"WE MADE MISTAKES," fugitive Sharon Solarz (Susan Sarandon) says in The Company You Keep, remembering her time in the Weather Underground. "But," she adds, "we were right." As the film opens, Solarz has been arrested for a deadly bank robbery she committed decades ago with several other members of the Underground, and she's speaking to an eager young reporter, Ben Shepard (Shia LaBeouf, his stubble and horn-rim glasses letting us know he's taking himself very seriously indeed). Shepard, sensing a bigger story, is trying to track down those connected to Solarz, whether that's lawyer Jim Grant (Robert Redford), professor Jed Lewis (Richard Jenkins), or long-lost Underground member Mimi Lurie (Julie Christie, in a role that should've been Jane Fonda's). The cast of The Company You Keep is comically impressive—Nick Nolte, Chris Cooper, Stanley Tucci, Anna Kendrick, Terrence Howard, Brendan Gleeson, and hell, Sam Elliott all show up—but even more impressive is the film itself. It's Redford's best since 1994's Quiz Show; like that film, it's inspired by history, but more interested in the kind of people who make it.
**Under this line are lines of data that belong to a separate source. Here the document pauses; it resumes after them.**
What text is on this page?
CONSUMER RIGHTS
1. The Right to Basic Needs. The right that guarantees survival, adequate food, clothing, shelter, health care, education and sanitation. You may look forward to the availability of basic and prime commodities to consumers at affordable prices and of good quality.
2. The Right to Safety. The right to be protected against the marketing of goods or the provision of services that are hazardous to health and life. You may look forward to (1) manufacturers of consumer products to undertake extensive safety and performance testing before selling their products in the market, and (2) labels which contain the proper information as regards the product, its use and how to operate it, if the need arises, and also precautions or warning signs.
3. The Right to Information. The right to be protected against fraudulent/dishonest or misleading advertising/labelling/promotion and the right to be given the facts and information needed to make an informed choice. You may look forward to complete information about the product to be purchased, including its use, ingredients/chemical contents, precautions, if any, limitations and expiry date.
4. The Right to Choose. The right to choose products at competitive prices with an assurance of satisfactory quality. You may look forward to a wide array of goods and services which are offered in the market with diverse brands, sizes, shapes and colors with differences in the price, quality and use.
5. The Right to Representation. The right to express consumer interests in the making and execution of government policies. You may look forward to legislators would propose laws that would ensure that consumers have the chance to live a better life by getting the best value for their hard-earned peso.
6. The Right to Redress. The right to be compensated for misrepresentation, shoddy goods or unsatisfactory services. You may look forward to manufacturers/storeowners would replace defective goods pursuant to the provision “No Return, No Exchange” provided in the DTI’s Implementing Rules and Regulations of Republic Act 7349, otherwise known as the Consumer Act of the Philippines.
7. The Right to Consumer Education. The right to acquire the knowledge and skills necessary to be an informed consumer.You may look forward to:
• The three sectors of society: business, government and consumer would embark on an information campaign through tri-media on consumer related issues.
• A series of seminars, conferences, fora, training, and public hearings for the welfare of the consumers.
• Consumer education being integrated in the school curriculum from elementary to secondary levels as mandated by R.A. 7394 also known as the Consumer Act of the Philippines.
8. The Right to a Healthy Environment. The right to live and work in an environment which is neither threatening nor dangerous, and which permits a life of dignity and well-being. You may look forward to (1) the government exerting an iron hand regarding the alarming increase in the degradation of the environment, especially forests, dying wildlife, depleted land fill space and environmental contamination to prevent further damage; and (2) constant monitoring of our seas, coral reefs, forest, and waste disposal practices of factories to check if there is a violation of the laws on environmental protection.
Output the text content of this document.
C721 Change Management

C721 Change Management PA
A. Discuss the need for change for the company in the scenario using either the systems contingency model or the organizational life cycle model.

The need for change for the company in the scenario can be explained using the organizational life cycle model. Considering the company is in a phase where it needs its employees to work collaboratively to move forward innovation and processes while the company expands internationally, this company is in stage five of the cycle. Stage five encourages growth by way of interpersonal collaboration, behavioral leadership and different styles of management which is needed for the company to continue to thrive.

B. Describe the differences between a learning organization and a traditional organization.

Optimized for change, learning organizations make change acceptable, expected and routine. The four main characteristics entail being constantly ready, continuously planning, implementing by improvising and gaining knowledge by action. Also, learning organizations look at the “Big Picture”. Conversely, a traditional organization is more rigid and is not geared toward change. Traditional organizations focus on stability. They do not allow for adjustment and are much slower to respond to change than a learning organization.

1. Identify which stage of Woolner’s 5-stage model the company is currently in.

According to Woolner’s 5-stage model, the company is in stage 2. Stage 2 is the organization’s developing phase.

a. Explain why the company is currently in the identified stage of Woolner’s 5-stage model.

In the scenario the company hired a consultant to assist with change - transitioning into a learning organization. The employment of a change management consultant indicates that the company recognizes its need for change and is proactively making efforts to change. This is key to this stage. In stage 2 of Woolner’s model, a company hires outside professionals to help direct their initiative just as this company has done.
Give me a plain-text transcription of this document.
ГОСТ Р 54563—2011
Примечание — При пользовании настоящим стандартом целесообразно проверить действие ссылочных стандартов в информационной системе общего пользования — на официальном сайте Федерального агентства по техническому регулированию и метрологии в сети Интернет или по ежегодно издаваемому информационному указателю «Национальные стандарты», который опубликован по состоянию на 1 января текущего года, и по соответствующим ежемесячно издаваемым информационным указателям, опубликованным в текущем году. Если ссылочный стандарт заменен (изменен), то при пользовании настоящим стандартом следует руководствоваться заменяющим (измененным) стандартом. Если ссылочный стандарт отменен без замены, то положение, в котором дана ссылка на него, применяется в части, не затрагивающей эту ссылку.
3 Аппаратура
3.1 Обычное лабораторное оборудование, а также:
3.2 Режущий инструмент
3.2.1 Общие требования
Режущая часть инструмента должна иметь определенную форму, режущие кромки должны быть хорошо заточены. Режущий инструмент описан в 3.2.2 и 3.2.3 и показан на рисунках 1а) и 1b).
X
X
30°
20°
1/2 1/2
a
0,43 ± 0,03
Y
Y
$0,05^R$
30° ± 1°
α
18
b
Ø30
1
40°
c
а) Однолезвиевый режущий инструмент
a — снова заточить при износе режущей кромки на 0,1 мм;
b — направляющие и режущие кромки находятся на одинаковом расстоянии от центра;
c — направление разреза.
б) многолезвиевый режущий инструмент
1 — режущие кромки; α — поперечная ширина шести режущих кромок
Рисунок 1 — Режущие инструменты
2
With a script by Lem Dobbs (The Limey, Haywire), based on Neil Gordon's novel, and a score by Cliff Martinez (Drive, Spring Breakers), it'd be surprising if The Company You Keep wasn't good—still, after a string of underwhelming films, it's a relief to see Redford's regained his confidence, passion, and clear-eyed skill. The story might be melodramatic (and, at least for all the lefty baby boomers in the audience, predictably back-patting), but The Company You Keep is still crackling and sharp, as full of conviction as its haunted characters. "Everything we said then is true now," Lurie angrily insists, and it's hard to argue with her. Watching this cast sprint from the FBI—frequently leaving them, and a too-slow Shepard, behind—elicits a couple of reactions. The first is that they should take it easy already, because they all look like they're about to break a hip. The second is that they'll never stop running.